Dans son nouvel essai de 364 pages, édité chez La Croisée des Chemins en 2023, le spécialiste d’anthropologie et d’histoire Rahal Boubrik revient sur les origines du Sahara. Un ouvrage d’actualité ! « Ce livre n’est pas une recherche de plus sur l’aspect juridico-politique ou historique de légitimation de la marocanité du Sahara. Il retrace le processus d’invention d’un territoire par la colonisation, invention qui est d’ailleurs reconnue par les États coloniaux eux-mêmes.
Pour ce faire, nous nous sommes appuyés sur des sources de première main encore inédites. À la lumière de cette documentation émanant principalement des archives des deux puissances coloniales (France et Espagne), l’ouvrage retrace ce long processus de morcellement du territoire marocain à partir du début du XXe siècle pour aboutir, dans la dernière décennie de la colonisation au projet de création d’un prétendu « peuple sahraoui» voire un pseudo «État». Extrait de l’introduction de l’auteur « Le but est de montrer, à travers presque un siècle (1884-1975), le processus de création d’un territoire, puis d’un ‘’peuple’’, par les puissances coloniales : la France, puis l’Espagne. Les lignes de partage sont tracées de manière unilatérale sans oublier des territoires sahariens grignotés par la France en faveur de ses colonies voisines, notamment l’Algérie.
La création d’un Sahara séparé du Maroc commençait à partir de cette période coloniale, selon plusieurs nominations : ‘’Possession espagnole au Rio de Oro’’, ‘’sphère d’influence’’, ‘’zone de protectorat au Sud’’, ‘’Afrique occidentale espagnole (AOE)’’, ‘’Sahara espagnol’’, ‘’Sahara occidental’’… C’est une création échelonnée dans le temps, sachant que la colonisation d’un territoire n’annule aucunement la souveraineté de l’État colonisé. Plus important, la colonisation du Maroc par la France a pris la forme d’un protectorat ; c’est une délégation d’autorité avec maintien de souveraineté. La notion de ‘’Sahara occidental’’ est une invention coloniale. La région comprise entre l’Oued Noun et le Rio de Oro a porté plusieurs noms en fonction de la toponymie locale : si as-sahra est la désignation employée par les gens de l’extérieur à cet espace, les tribus sahariennes utilisent des noms en rapport avec les formes du relief et le paysage du Sahara. La toponymie de certaines zones est associée à des tribus qui dominent et s’approprient le territoire (trâb). À l’avènement de la colonisation, le terme de Sahara occidental a fait son entrée pour désigner toute la partie occidentale du Sahara, afin de la distinguer du ‘’Sahara central’’ et de celui de l’est. Ce terme de ‘’Sahara occidental’’ apparaît d’abord dans les écrits des explorateurs et des voyageurs, notamment au XIXe siècle, puis il est repris dans les rapports des militaires et des administrateurs agissant dans le territoire entre le Sénégal et le sud du Maroc. Dans la conception française de l’époque, le ‘’Sahara occidental’’ s’étend du fleuve Sénégal à l’Oued Noun, au sud du Maroc […]

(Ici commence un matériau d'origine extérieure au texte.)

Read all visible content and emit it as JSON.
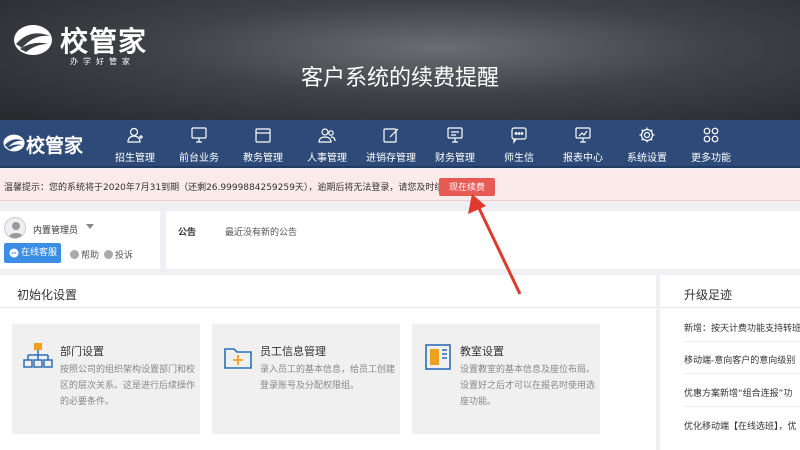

Rahal Boubrik est professeur chercheur à l’Institut Universitaire des Études Africaines, (Université Mohammed V, Rabat). Il est directeur de la Revue africaine des sciences humaines et sociales. Ancien directeur du Centre des Études Sahariennes (Université Mohammed V). Spécialiste d’anthropologie et d’histoire, ses travaux portent sur la parenté, le religieux et le politique dans les sociétés ouest-sahariennes. Auteur de plusieurs ouvrages dont : Saints et société en Islam (CNRS Editions, 1999), La ville dans la société bédouine (IEA, 2003), Entre Dieu et la tribu (Université Mohammed V, 2011), De la tente à la ville. La société sahraouie et la fin du nomadisme (La Croisée des Chemins, 2017).